First Cash is generating net margins of 21%. Why would you bother with Bank of America's 2% margins? Even the vaunted Goldman only manages 14% margins. Free cash flow was $49 million, up 50% over the previous year. First Cash is the leader in large-format pawnshops in Mexico at this point. It raised earnings expectations to $2.72 for this year, up 20% year over year -- the same growth level the company has been experiencing for several years, and will continue to experience going forward. So you'd think the stock would be up around $54.

Instead, it's at $39 when you include its net cash. That's a 30% discount.

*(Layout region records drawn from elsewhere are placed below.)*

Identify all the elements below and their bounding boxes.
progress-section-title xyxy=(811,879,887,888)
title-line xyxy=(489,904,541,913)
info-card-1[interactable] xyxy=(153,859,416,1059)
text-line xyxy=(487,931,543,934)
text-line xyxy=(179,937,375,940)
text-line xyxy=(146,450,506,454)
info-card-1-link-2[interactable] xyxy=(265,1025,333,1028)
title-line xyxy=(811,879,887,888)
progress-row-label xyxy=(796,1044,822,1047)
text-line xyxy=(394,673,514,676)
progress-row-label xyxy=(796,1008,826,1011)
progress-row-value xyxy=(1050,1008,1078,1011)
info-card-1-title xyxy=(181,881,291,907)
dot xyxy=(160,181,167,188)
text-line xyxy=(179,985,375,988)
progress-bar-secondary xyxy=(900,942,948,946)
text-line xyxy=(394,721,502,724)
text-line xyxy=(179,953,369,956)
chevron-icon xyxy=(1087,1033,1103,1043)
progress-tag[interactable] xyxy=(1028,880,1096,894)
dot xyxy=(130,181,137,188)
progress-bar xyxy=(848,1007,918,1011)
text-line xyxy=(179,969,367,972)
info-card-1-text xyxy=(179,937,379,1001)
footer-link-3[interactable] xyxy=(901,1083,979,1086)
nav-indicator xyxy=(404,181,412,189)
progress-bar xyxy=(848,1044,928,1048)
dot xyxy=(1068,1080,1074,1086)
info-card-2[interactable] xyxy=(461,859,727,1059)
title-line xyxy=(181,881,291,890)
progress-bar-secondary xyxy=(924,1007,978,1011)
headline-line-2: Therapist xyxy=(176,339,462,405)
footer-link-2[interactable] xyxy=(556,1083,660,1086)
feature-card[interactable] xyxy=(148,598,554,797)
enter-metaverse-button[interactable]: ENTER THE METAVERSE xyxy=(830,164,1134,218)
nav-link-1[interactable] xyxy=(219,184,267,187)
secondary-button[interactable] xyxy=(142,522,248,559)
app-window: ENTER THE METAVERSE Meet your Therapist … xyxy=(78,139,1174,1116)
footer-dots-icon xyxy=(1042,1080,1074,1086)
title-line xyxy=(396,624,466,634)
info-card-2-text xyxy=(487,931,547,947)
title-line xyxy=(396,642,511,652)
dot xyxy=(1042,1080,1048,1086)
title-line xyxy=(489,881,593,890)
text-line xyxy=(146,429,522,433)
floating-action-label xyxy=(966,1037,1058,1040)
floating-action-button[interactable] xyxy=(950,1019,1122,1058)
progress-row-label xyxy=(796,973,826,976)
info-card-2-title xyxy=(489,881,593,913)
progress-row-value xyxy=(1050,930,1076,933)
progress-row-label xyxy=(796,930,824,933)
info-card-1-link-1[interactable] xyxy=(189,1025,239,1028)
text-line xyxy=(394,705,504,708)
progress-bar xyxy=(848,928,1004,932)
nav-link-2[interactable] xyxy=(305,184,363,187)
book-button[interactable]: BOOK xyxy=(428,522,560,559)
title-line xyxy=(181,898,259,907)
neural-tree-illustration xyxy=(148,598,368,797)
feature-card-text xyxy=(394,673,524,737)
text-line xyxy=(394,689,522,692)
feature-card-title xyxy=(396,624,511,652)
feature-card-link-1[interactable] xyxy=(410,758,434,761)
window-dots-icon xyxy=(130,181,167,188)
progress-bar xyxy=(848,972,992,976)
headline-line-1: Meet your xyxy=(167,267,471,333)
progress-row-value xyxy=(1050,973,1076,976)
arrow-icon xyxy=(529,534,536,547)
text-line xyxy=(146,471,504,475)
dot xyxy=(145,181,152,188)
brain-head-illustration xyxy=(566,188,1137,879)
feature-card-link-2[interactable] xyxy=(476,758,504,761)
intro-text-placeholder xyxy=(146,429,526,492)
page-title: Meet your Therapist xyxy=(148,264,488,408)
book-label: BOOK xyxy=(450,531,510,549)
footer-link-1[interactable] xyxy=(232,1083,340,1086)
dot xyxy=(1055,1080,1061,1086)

EZCorp (EZPW) is in a similar position. Net income for the year rose 17% over the previous year on a 20% increase in revenues and a 9% same-store increase in pawn fees. Its Latin America segment saw revenues more than double as it expands aggressively into the region. The big development for the company was the purchase of a 60% share of Crediamigo, a payroll deduction loan company. This is a brilliant acquisition. The ability to directly debit paychecks for repayment of principal (and fees) will mean dramatically lower default rates, which translates to much higher margins.

EZCorp is looking for $2.92 in earnings this year, an increase of 13% over last year. Analysts are looking for 17% growth after that. I would put a 15 times multiple on this year's earnings, giving a fair value of $45. The stock inexplicably sold off to $26.21, making it more than 40% undervalued.

Both of these companies are screaming buys. Much of their revenue is generated in Mexico, relieving them of regulatory threats here in the U.S. On the pawn side, there is also little to fear from the CFPB in the U.S. The companies are angling for federal charters for their pawn businesses, which means they'll be subject to one set of federal regulations that are likely to be looser than ones at the state and local levels. That will increase revenues and margins.

While traditional financial stocks flounder and have impossible-to-decipher financial statements, First Cash and EZCorp couldn't be easier to understand -- they're exploding.